Refus d'euthanasie pour Vincent Lambert: "Il n'y a pas de droit à la mort"

Une infirmière s'occupe d'un patient dans une salle de réveil à l'hôpital cardiologique de Lille, le 13 avril 2013. (Illustration) - -
La décision du tribunal administratif de Châlons-en-Champagne refusant jeudi que soit mis en place un protocole de fin de vie pour Vincent Lambert, relance immanquablement le débat sur l'euthanasie passive et les failles de la loi Leonetti. La ministre de la Santé Marisol Touraine avait annoncé sur BFMTV "une loi avant la fin de l'année".
Mais en attendant, le sort de ce tétraplégique en état de conscience minimale, dit "pauci-relationnel", divise sa famille comme la société. Ce jugement peut-il faire jurisprudence? Sur quoi se fonde-t-il et de quelle manière pourrait-il être contesté? BFMTV.com fait le point avec Xavier-Philippe Gruwez, avocat au Barreau de Paris.
> La décision du tribunal administratif peut-elle faire jurisprudence?
Cette décision prise en première instance ne crée pas forcément une jurisprudence, mais apporte un éclairage intéressant. Ce qui a primé est le droit à la vie qui est un droit sacré, un droit fondamental. Au regard de ce droit, la décision de l'hôpital de mettre fin aux jours de M. Lambert est suspendue car elle n'est pas légale. Le droit à la vie est opposable à tous, y compris aux institutions et à l'Etat. C'est une valeur cardinale, le "premier des droits de l'Homme" ou encore, le "roi des droits" comme disent certains auteurs.
Il n'y a pas de "droit à la mort". La Cour européenne des droits de l'Homme, dans son arrêt "Pretty c. Royaume-Uni du 29 avril 2002, l'a clairement dit. (NDLR: Diane Pretty, une Britannique atteinte d'une maladie neurodégénérative entraînant une paralysie des muscles demandait que son mari ne soit pas poursuivi s'il l'aidait à mourir. Ce qui lui fut refusé).

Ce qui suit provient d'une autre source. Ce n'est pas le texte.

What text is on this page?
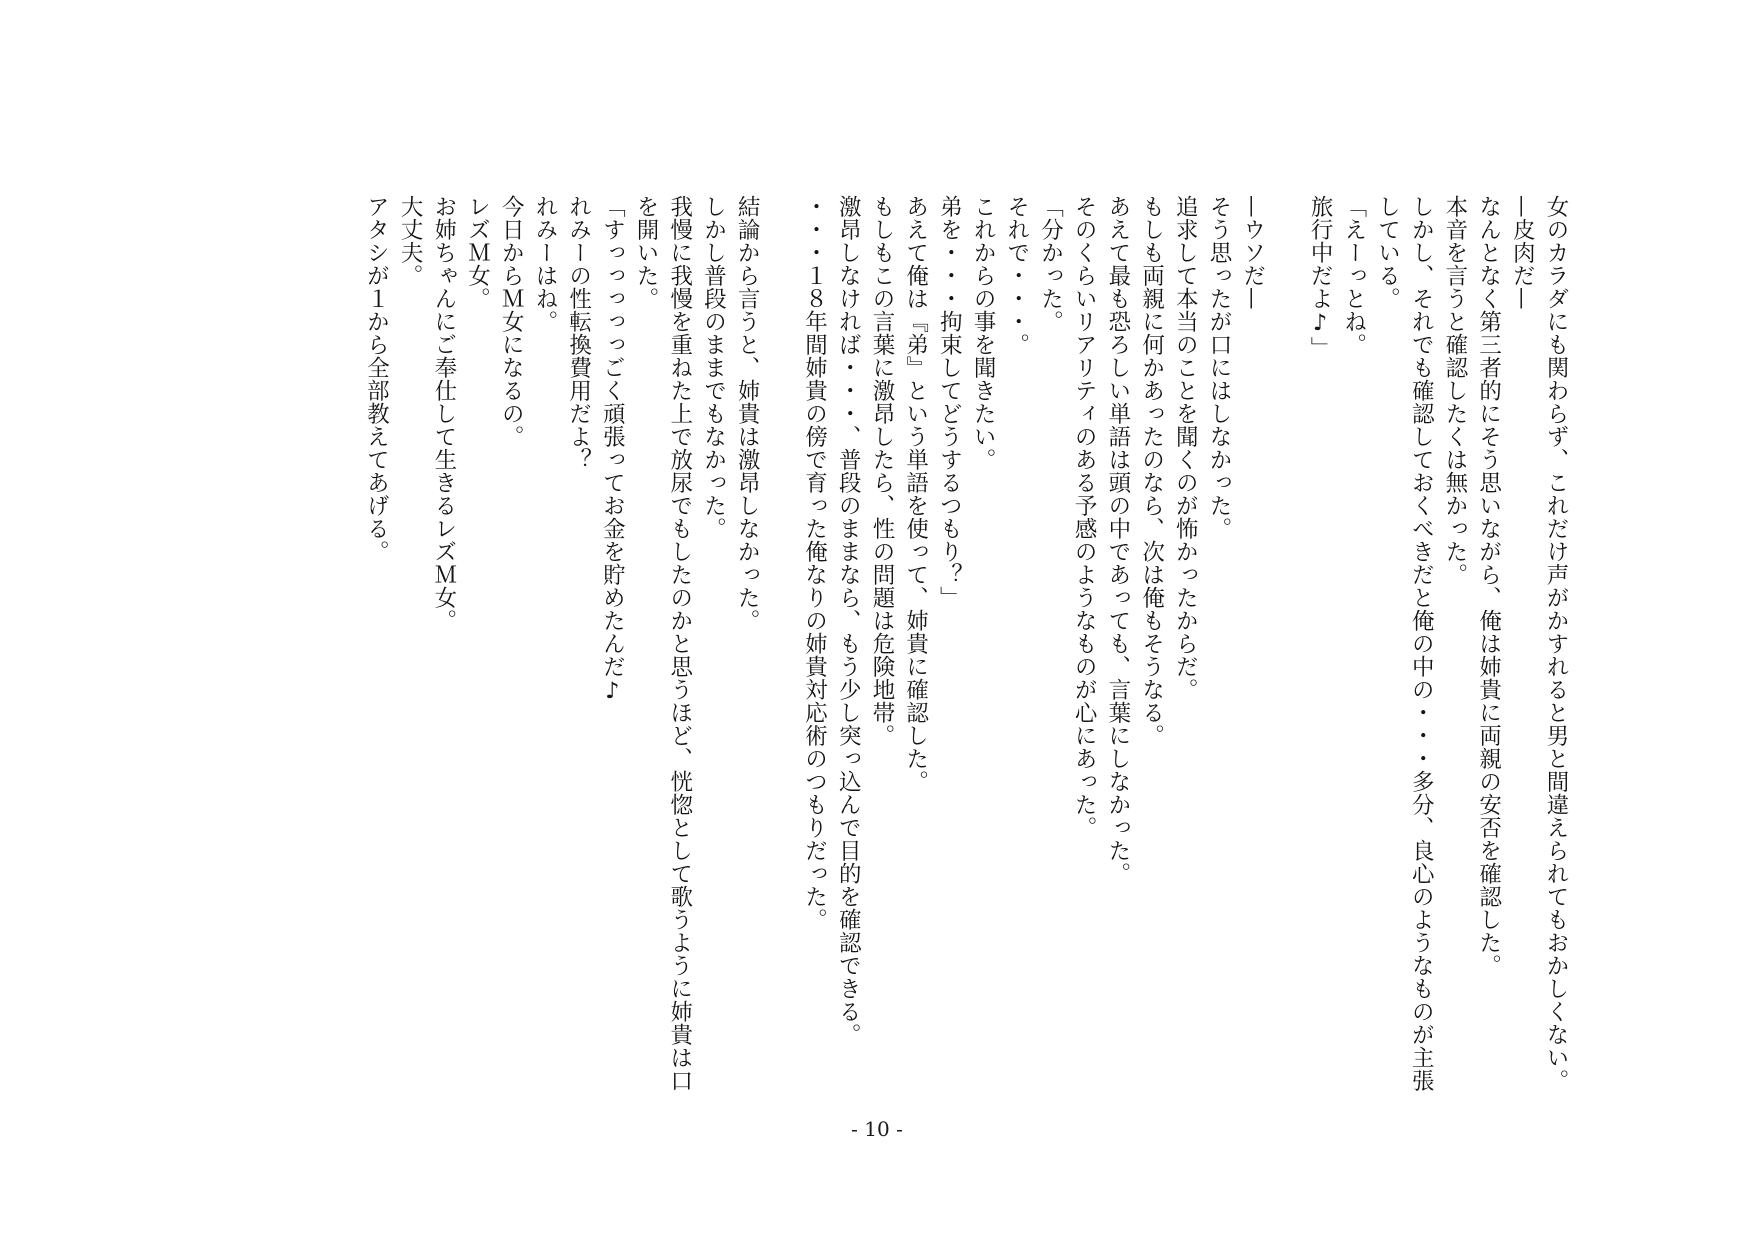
女のカラダにも関わらず、これだけ声がかすれると男と間違えられてもおかしくない。
—皮肉だ—
なんとなく第三者的にそう思いながら、俺は姉貴に両親の安否を確認した。
本音を言うと確認したくは無かった。
しかし、それでも確認しておくべきだと俺の中の・・・多分、良心のようなものが主張
している。
「えーっとね。
旅行中だよ♪」
—ウソだ—
そう思ったが口にはしなかった。
追求して本当のことを聞くのが怖かったからだ。
もしも両親に何かあったのなら、次は俺もそうなる。
あえて最も恐ろしい単語は頭の中であっても、言葉にしなかった。
そのくらいリアリティのある予感のようなものが心にあった。
「分かった。
それで・・・。
これからの事を聞きたい。
弟を・・・拘束してどうするつもり？」
あえて俺は『弟』という単語を使って、姉貴に確認した。
もしもこの言葉に激昂したら、性の問題は危険地帯。
激昂しなければ・・・、普段のままなら、もう少し突っ込んで目的を確認できる。
・・・１８年間姉貴の傍で育った俺なりの姉貴対応術のつもりだった。
結論から言うと、姉貴は激昂しなかった。
しかし普段のままでもなかった。
我慢に我慢を重ねた上で放尿でもしたのかと思うほど、恍惚として歌うように姉貴は口
を開いた。
「すっっっっっごく頑張ってお金を貯めたんだ♪
れみーの性転換費用だよ？
れみーはね。
今日からＭ女になるの。
レズＭ女。
お姉ちゃんにご奉仕して生きるレズＭ女。
大丈夫。
アタシが１から全部教えてあげる。
- 10 -
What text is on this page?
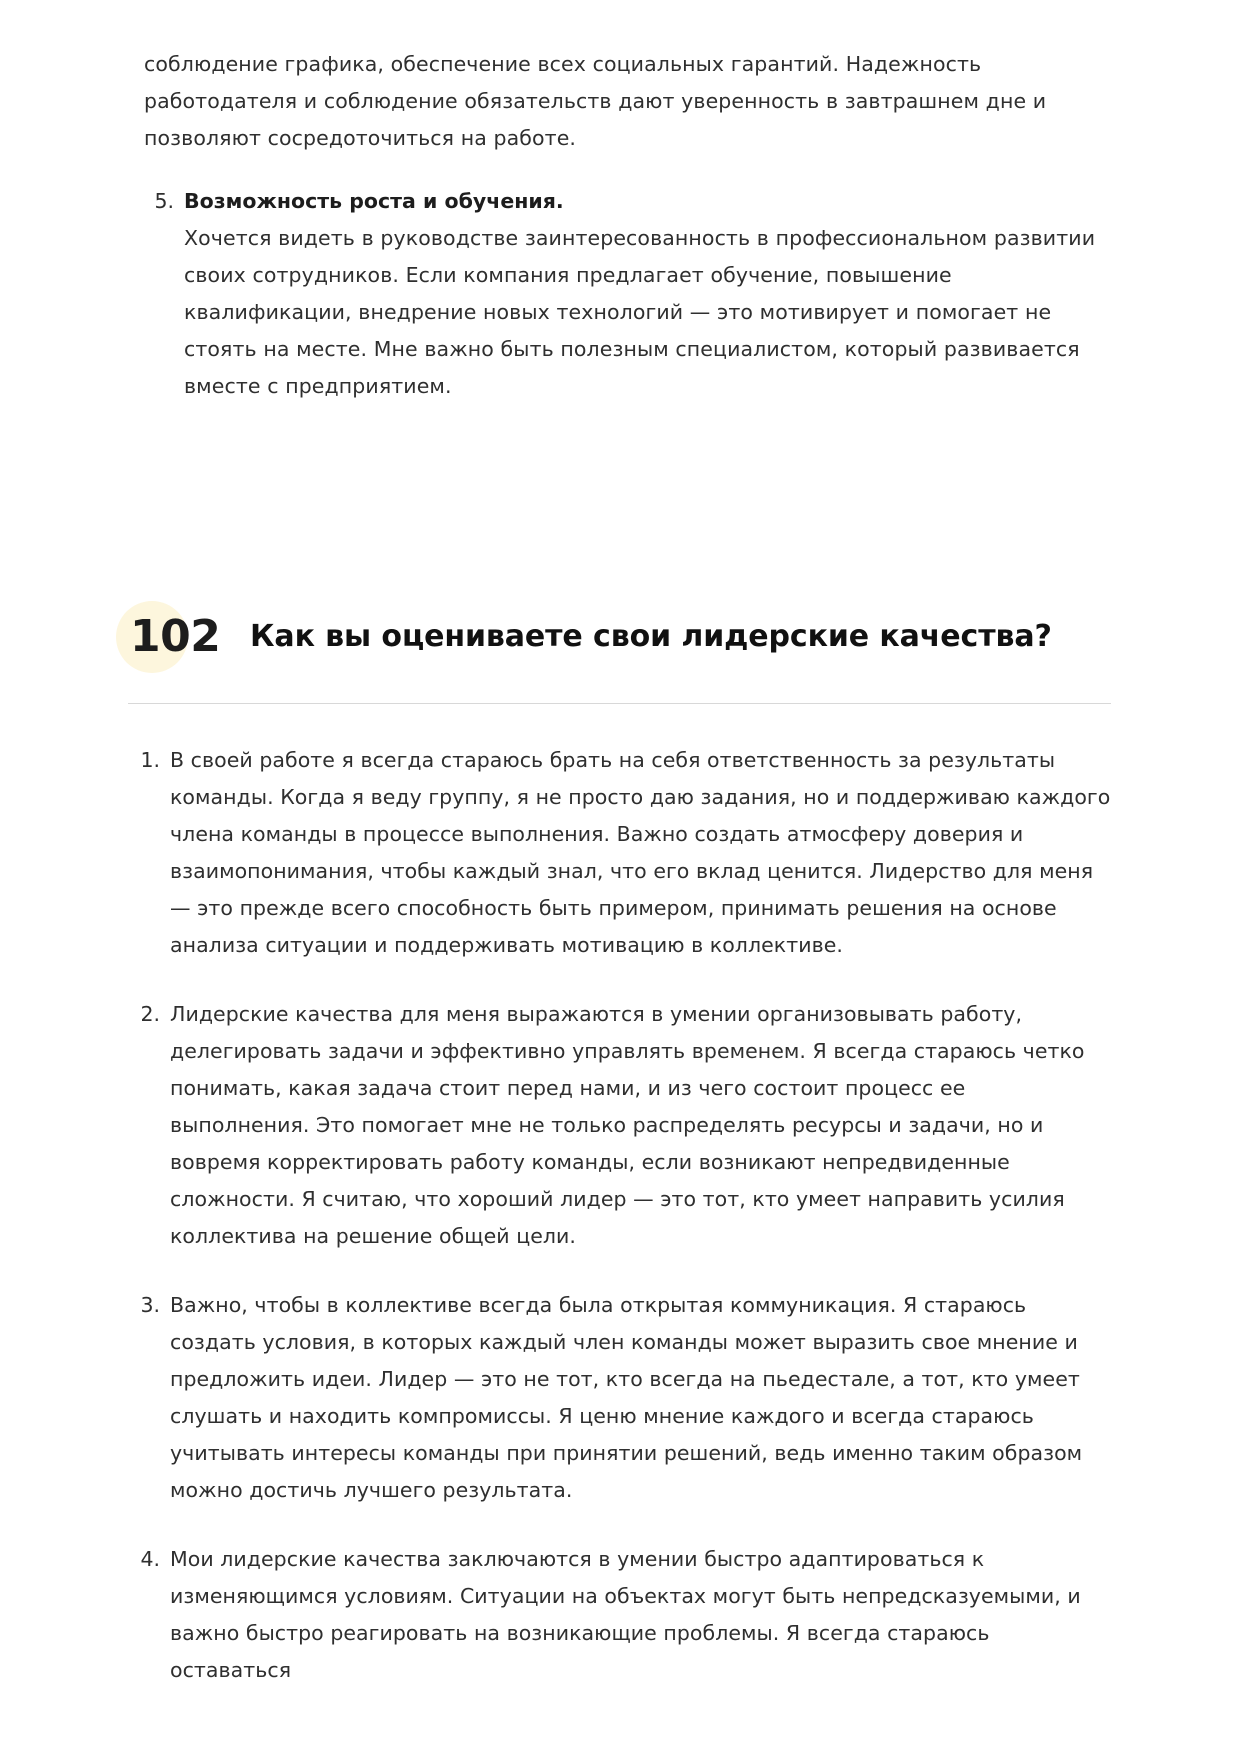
соблюдение графика, обеспечение всех социальных гарантий. Надежность работодателя и соблюдение обязательств дают уверенность в завтрашнем дне и позволяют сосредоточиться на работе.

5. Возможность роста и обучения.
Хочется видеть в руководстве заинтересованность в профессиональном развитии своих сотрудников. Если компания предлагает обучение, повышение квалификации, внедрение новых технологий — это мотивирует и помогает не стоять на месте. Мне важно быть полезным специалистом, который развивается вместе с предприятием.
102 Как вы оцениваете свои лидерские качества?
1. В своей работе я всегда стараюсь брать на себя ответственность за результаты команды. Когда я веду группу, я не просто даю задания, но и поддерживаю каждого члена команды в процессе выполнения. Важно создать атмосферу доверия и взаимопонимания, чтобы каждый знал, что его вклад ценится. Лидерство для меня — это прежде всего способность быть примером, принимать решения на основе анализа ситуации и поддерживать мотивацию в коллективе.
2. Лидерские качества для меня выражаются в умении организовывать работу, делегировать задачи и эффективно управлять временем. Я всегда стараюсь четко понимать, какая задача стоит перед нами, и из чего состоит процесс ее выполнения. Это помогает мне не только распределять ресурсы и задачи, но и вовремя корректировать работу команды, если возникают непредвиденные сложности. Я считаю, что хороший лидер — это тот, кто умеет направить усилия коллектива на решение общей цели.
3. Важно, чтобы в коллективе всегда была открытая коммуникация. Я стараюсь создать условия, в которых каждый член команды может выразить свое мнение и предложить идеи. Лидер — это не тот, кто всегда на пьедестале, а тот, кто умеет слушать и находить компромиссы. Я ценю мнение каждого и всегда стараюсь учитывать интересы команды при принятии решений, ведь именно таким образом можно достичь лучшего результата.
4. Мои лидерские качества заключаются в умении быстро адаптироваться к изменяющимся условиям. Ситуации на объектах могут быть непредсказуемыми, и важно быстро реагировать на возникающие проблемы. Я всегда стараюсь оставаться
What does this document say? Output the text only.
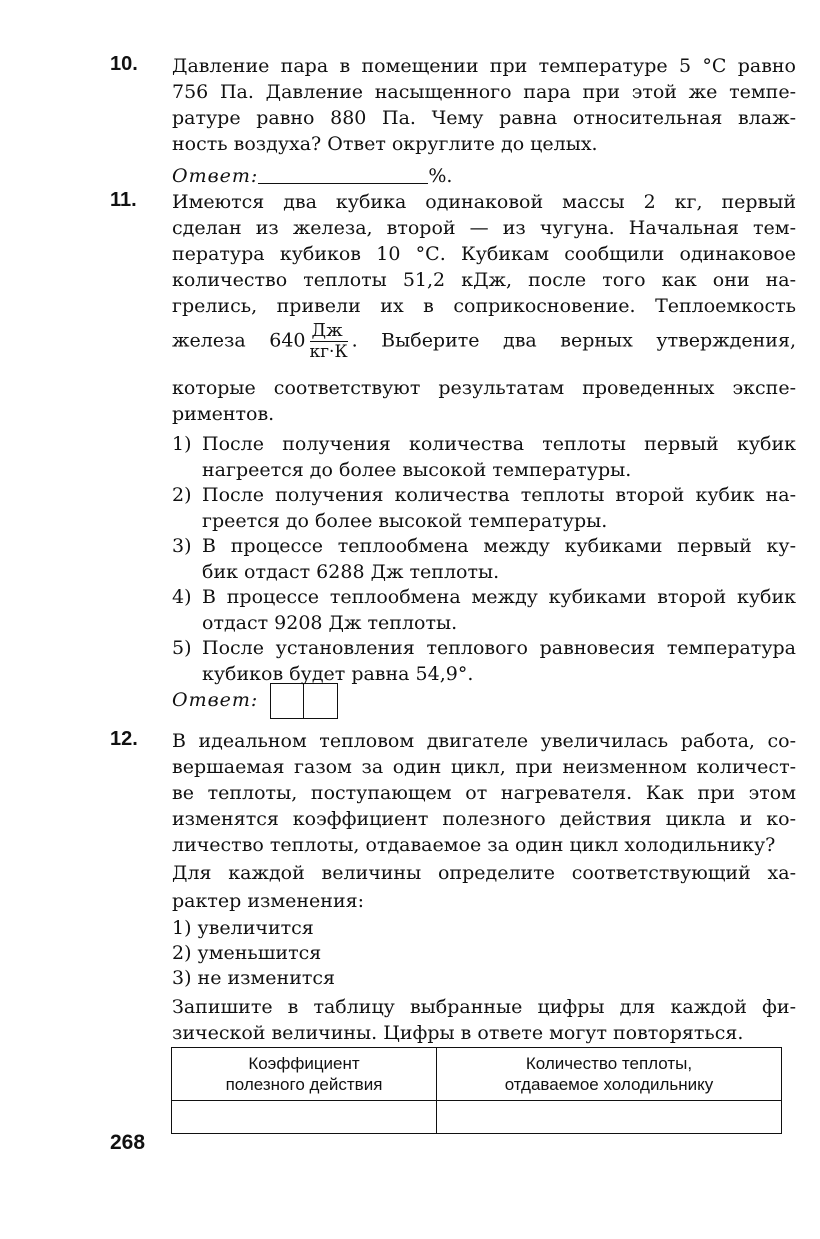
10. Давление пара в помещении при температуре 5 °С равно
756 Па. Давление насыщенного пара при этой же темпе-
ратуре равно 880 Па. Чему равна относительная влаж-
ность воздуха? Ответ округлите до целых.
Ответ:	%.
11. Имеются два кубика одинаковой массы 2 кг, первый
сделан из железа, второй — из чугуна. Начальная тем-
пература кубиков 10 °С. Кубикам сообщили одинаковое
количество теплоты 51,2 кДж, после того как они на-
грелись, привели их в соприкосновение. Теплоемкость
железа $640 \frac{Дж}{кг\cdot К}$ . Выберите два верных утверждения,
которые соответствуют результатам проведенных экспе-
риментов.
1) После получения количества теплоты первый кубик
нагреется до более высокой температуры.
2) После получения количества теплоты второй кубик на-
греется до более высокой температуры.
3) В процессе теплообмена между кубиками первый ку-
бик отдаст 6288 Дж теплоты.
4) В процессе теплообмена между кубиками второй кубик
отдаст 9208 Дж теплоты.
5) После установления теплового равновесия температура
кубиков будет равна 54,9°.
Ответ:
12. В идеальном тепловом двигателе увеличилась работа, со-
вершаемая газом за один цикл, при неизменном количест-
ве теплоты, поступающем от нагревателя. Как при этом
изменятся коэффициент полезного действия цикла и ко-
личество теплоты, отдаваемое за один цикл холодильнику?
Для каждой величины определите соответствующий ха-
рактер изменения:
1) увеличится
2) уменьшится
3) не изменится
Запишите в таблицу выбранные цифры для каждой фи-
зической величины. Цифры в ответе могут повторяться.
Коэффициент
полезного действия	Количество теплоты,
отдаваемое холодильнику

268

Les juges de Strasbourg ne font d'ailleurs dans leur interdiction aucune distinction entre l'euthanasie proprement dite, donc active, l'orthothanasie, qui consiste à laisser mourir le malade par abstention de soins (NDLR: le cas donc de Vincent Lambert), ou la dysthanasie, soit l'interruption des moyens artificiels de survie.
> La loi Leonetti est-elle remise en question par ce jugement?
La loi Leonetti est prévue pour des personnes qui sont en fin de vie et non pas pour des grands accidentés. La loi n'a pas été faite pour ceux qui sont encore jeunes et qui ont une potentialité vitale avérée. Elle a été faite pour les gens âgés et mourants. Là, il ne s'agit nullement d'une maladie "grave et incurable" dont parle la loi Leonetti, mais d'un accident.
Quant à l'article 5 de la loi, soit l'article L1111-4 du Code de la Santé publique, qui parle d'une "procédure collégiale" (NDLR: pour décider l'arrêt du traitement après avoir consulté les proches et la "personne de confiance"), on voit qu'il est neutralisé dès qu'apparaît un désaccord familial et il cède aussitôt devant le droit à la vie.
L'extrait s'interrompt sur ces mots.